While in Africa, she toured two places that led to her 20-year career studying the mountain gorilla: the archaeological site of Louis and Mary Leakey and the mountain gorilla field study location of Dr. George Schaller. She met Leakey again later in California when he was lecturing, and was able to capture his attention in order to plant the seeds for a long-term study of the gorilla, which she undertook in 1966.

She began her work first in the Congo, which was short-lived due to political unrest in the area. After that, she moved on to Rwanda, where she founded the Karisoke Research Center in the remote rainforest and began studying the mountain gorilla in earnest. Many challenges ensued, including language barriers and the rough nature of living in the wild, as she sought to win the trust of the gorillas themselves. 

Over nearly two decades, Fossey would make some of the world’s most significant discoveries about the species. During her initial time there, she pursued further academic credentials, eventually earning her PhD from Darwin College, Cambridge. Even more important than the discoveries she made about behavior and physiology of the gorillas, was the attention her work drew to their plight and the precariousness of their lives in the rainforest. A pioneering conservationist, Fossey fought to stop the poaching of gorillas and to protect their habitat. 

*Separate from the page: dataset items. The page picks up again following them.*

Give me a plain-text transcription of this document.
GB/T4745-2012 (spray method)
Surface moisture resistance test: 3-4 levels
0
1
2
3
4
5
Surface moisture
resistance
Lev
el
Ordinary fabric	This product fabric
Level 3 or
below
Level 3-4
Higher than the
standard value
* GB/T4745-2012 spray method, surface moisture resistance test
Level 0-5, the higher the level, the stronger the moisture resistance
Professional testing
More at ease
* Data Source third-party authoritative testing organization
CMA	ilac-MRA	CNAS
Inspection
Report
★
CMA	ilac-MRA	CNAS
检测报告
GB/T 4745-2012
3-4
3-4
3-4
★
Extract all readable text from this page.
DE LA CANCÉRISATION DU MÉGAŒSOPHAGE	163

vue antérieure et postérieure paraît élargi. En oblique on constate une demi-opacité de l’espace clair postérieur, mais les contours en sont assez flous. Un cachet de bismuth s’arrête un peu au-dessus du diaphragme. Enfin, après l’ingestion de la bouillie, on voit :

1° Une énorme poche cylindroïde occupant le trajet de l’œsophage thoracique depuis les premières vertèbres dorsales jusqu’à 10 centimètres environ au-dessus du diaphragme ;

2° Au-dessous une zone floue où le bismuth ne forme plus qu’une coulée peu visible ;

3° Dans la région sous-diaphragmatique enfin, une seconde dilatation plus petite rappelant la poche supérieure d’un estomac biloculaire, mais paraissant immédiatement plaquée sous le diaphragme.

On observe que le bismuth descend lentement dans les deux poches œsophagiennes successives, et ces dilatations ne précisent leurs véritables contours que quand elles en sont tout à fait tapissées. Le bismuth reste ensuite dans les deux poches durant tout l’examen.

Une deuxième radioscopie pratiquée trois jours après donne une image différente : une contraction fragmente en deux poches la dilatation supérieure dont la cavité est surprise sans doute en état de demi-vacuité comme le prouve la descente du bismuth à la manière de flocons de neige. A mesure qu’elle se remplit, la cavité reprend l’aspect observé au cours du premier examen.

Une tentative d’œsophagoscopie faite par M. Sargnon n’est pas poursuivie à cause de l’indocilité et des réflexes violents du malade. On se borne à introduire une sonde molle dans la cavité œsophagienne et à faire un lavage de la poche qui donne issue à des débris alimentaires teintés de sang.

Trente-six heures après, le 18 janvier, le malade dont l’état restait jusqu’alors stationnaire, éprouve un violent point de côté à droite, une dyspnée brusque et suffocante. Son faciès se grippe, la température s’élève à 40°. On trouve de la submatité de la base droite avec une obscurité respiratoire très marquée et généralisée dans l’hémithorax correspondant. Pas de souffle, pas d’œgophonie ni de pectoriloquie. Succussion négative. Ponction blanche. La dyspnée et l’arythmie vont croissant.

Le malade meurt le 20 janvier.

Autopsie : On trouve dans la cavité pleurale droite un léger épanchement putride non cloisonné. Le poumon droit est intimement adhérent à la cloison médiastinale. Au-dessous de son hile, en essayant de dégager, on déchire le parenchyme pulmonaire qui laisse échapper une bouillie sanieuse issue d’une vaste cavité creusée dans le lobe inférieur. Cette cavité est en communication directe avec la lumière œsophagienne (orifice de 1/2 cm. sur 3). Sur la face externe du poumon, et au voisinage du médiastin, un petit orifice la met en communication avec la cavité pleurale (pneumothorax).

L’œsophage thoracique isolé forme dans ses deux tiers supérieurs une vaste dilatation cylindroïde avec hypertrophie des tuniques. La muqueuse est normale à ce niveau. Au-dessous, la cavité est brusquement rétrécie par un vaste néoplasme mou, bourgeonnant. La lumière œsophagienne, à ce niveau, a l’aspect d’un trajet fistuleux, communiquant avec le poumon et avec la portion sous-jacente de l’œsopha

In the early 80s, she was a visiting professor at Cornell University during which time she also wrote her famous book, “Gorillas in the Mist.” The book recapped her years working in the rainforest and also issued a call to actively pursue conservation efforts. A movie by the same name followed the book. She returned to Africa shortly after her book was published in 1983.


Fossey’s death was tragic and highly publicized, as she was found murdered in her hut at the research center in 1985. Mystery still surrounds the perpetrator of the crime, and many theories have been put forth over the years.

Her legacy continues in the form of the Dian Fossey Gorilla Fund International (known in the UK as The Gorilla Organization), originally founded by Fossey as the Digit Fund, named after a gorilla with whom she was particularly close who was killed by poachers. The fund continues her work in Rwanda monitoring and studying the mountain gorilla. Her work has also been credited with laying the foundation to reverse the depopulation of the species, although they are still considered critically endangered. Without her work, many would still be unaware of the mountain gorilla and they may have even become extinct.